Like Henley Regatta or Remembrance Sunday, the London to Brighton Veteran Car Run is enshrined in the British psyche. It is not a race, but see below, and the Veteran Car Club gets cross if you call the cars old crocks. Yet any idea that it celebrates the abolition of the so-called Red Flag Act is pure fiction. Locomotives on Highways Acts of Parliament from 1861 did mandate a man with a red flag to walk ahead, but an amendment of 1878 made it largely optional. It was left to local authorities to apply the rule and not many did.

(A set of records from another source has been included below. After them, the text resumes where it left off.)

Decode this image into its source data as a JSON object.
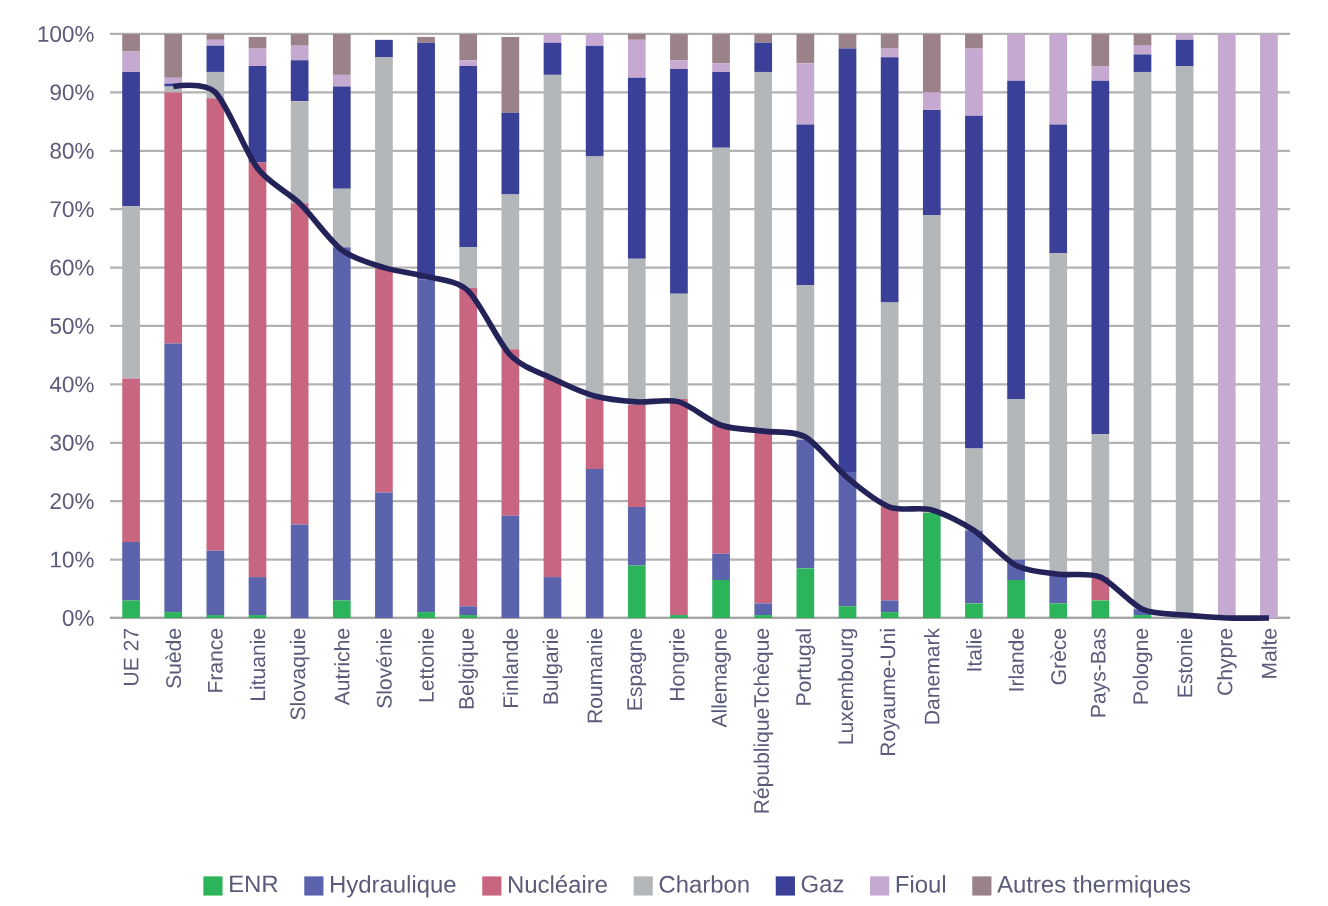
{
  "chart_data": {
    "type": "bar",
    "stacked": true,
    "categories": [
      "UE 27",
      "Suède",
      "France",
      "Lituanie",
      "Slovaquie",
      "Autriche",
      "Slovénie",
      "Lettonie",
      "Belgique",
      "Finlande",
      "Bulgarie",
      "Roumanie",
      "Espagne",
      "Hongrie",
      "Allemagne",
      "RépubliqueTchèque",
      "Portugal",
      "Luxembourg",
      "Royaume-Uni",
      "Danemark",
      "Italie",
      "Irlande",
      "Grèce",
      "Pays-Bas",
      "Pologne",
      "Estonie",
      "Chypre",
      "Malte"
    ],
    "series": [
      {
        "name": "ENR",
        "color": "#2bb45a",
        "values": [
          3,
          1,
          0.5,
          0.5,
          0,
          3,
          0,
          1,
          0.5,
          0,
          0,
          0,
          9,
          0.5,
          6.5,
          0.5,
          8.5,
          2,
          1,
          18,
          2.5,
          6.5,
          2.5,
          3,
          0.5,
          0,
          0,
          0
        ]
      },
      {
        "name": "Hydraulique",
        "color": "#5b63ad",
        "values": [
          10,
          46,
          11,
          6.5,
          16,
          60.5,
          21.5,
          57,
          1.5,
          17.5,
          7,
          25.5,
          10,
          0,
          4.5,
          2,
          22,
          23,
          2,
          0,
          12.5,
          3.5,
          5,
          0,
          1,
          0,
          0,
          0
        ]
      },
      {
        "name": "Nucléaire",
        "color": "#c86682",
        "values": [
          28,
          43,
          77.5,
          71,
          55,
          0,
          38.5,
          0,
          54.5,
          28.5,
          34,
          12,
          17.5,
          37,
          22,
          29.5,
          0,
          0,
          16,
          0,
          0,
          0,
          0,
          4,
          0,
          0,
          0,
          0
        ]
      },
      {
        "name": "Charbon",
        "color": "#b4b7b9",
        "values": [
          29.5,
          1,
          4.5,
          null,
          17.5,
          10,
          36,
          0,
          7,
          26.5,
          52,
          41.5,
          25,
          18,
          47.5,
          61.5,
          26.5,
          0,
          35,
          51,
          14,
          27.5,
          55,
          24.5,
          92,
          94.5,
          0,
          0
        ]
      },
      {
        "name": "Gaz",
        "color": "#3a3f98",
        "values": [
          23,
          0.5,
          4.5,
          16.5,
          7,
          17.5,
          3,
          40.5,
          31,
          14,
          5.5,
          19,
          31,
          38.5,
          13,
          5,
          27.5,
          72.5,
          42,
          18,
          57,
          54.5,
          22,
          60.5,
          3,
          4.5,
          0,
          0
        ]
      },
      {
        "name": "Fioul",
        "color": "#c6a9d1",
        "values": [
          3.5,
          1,
          1,
          3,
          2.5,
          2,
          null,
          null,
          1,
          null,
          1.5,
          2,
          6.5,
          1.5,
          1.5,
          0,
          10.5,
          0,
          1.5,
          3,
          11.5,
          8,
          15.5,
          2.5,
          1.5,
          1,
          100,
          100
        ]
      },
      {
        "name": "Autres thermiques",
        "color": "#9b8289",
        "values": [
          3,
          7.5,
          1,
          2,
          2,
          7,
          null,
          1,
          4.5,
          13,
          0,
          0,
          1,
          4.5,
          5,
          1.5,
          5,
          2.5,
          2.5,
          10,
          2.5,
          0,
          0,
          5.5,
          2,
          0,
          0,
          0
        ]
      },
      {
        "type": "line",
        "color": "#23235a",
        "values": [
          null,
          91,
          90,
          77,
          71,
          63,
          60,
          58.5,
          56,
          45,
          41,
          38,
          37,
          37,
          33,
          32,
          31,
          24,
          19,
          18.5,
          15,
          9,
          7.5,
          7,
          1.5,
          0.5,
          0,
          0
        ]
      }
    ],
    "ylim": [
      0,
      100
    ],
    "yticks": [
      {
        "value": 0,
        "label": "0%"
      },
      {
        "value": 10,
        "label": "10%"
      },
      {
        "value": 20,
        "label": "20%"
      },
      {
        "value": 30,
        "label": "30%"
      },
      {
        "value": 40,
        "label": "40%"
      },
      {
        "value": 50,
        "label": "50%"
      },
      {
        "value": 60,
        "label": "60%"
      },
      {
        "value": 70,
        "label": "70%"
      },
      {
        "value": 80,
        "label": "80%"
      },
      {
        "value": 90,
        "label": "90%"
      },
      {
        "value": 100,
        "label": "100%"
      }
    ],
    "grid": "y",
    "legend": "bottom"
  }
}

In the end the Act that prompted the Emancipation Run on Saturday 14th November 1896 raised the speed limit to a dizzy 14mph. It didn’t last. Parliament reduced it to 12mph before the Act came into force, but a red flag was symbolically destroyed by Lord Winchilsea at the start. It went from the Metropole Hotel in Northumberland Avenue to the Metropole Hotel in Brighton and some 58 vehicles were entered but around 25 dropped out beforehand. There is no consensus on how many made it to the finish, or even how they got there.
This year’s London to Brighton will drive past Buckingham Palace. Over 400 veteran cars made before 1905 will leave Hyde Park as dawn breaks at 06.56 on 2 November, and for only the second time since 1962 they will make their way under Wellington Arch, down the gentle slope of Constitution Hill, round the Victoria Memorial (above) then along The Mall’s red asphalt before turning into Horse Guards Road. Then they turn left into Parliament Square, past Big Ben and over Westminster Bridge. It was a route used in the early years of the run, and again in 1996 to mark its centenary.
Despite nervous safety campaigners the organisers of that first Emancipation Run had achieved their ends, although they cautioned, “Owners and drivers (to) remember that motor cars are on trial in England and that any rashness or carelessness might injure the industry in this country.” It was three months too late, alas, for Mrs Bridget O’Driscoll of Old Town, Croydon who has the melancholy distinction of being the first fatal road accident victim of a motor car. A Roger-Benz driven by Arthur Edsell cracked her skull on the terrace of the Crystal Palace. Apparently Edsell’s vision was obscured by a car in front and Mrs O’Driscoll, in a state of panic according to the inquest, stood still in the path of the approaching vehicle.
My 1992 drive to Brighton on, rather than in, an 1893 Benz Ideal, showed that even 12 mph could be scary. Uphill could be painfully slow but downhill alarmingly fast. Skinny tyres, direct steering and brakes shaky in the dry but downright dangerous when wet, could have upset a tall, light vehicle’s equilibrium. There was every likelihood that even a small accident could be turned into a big one.
This year 433 entries – up from 389 in 2013 – have been received by the Royal Automobile Club for the Bonhams London to Brighton Veteran Car Run. Tradition dictates that it takes place, come rain or shine, on the first Sunday of November and motorists being what they are some competitive element was bound to intrude. The 2014 Run will have a Regularity Time Trial. Drivers will try to match a nominated ‘bogey’ time for a 13-mile section between Crawley and Burgess Hill. Let’s hope no Mrs O’Driscolls stand in the way.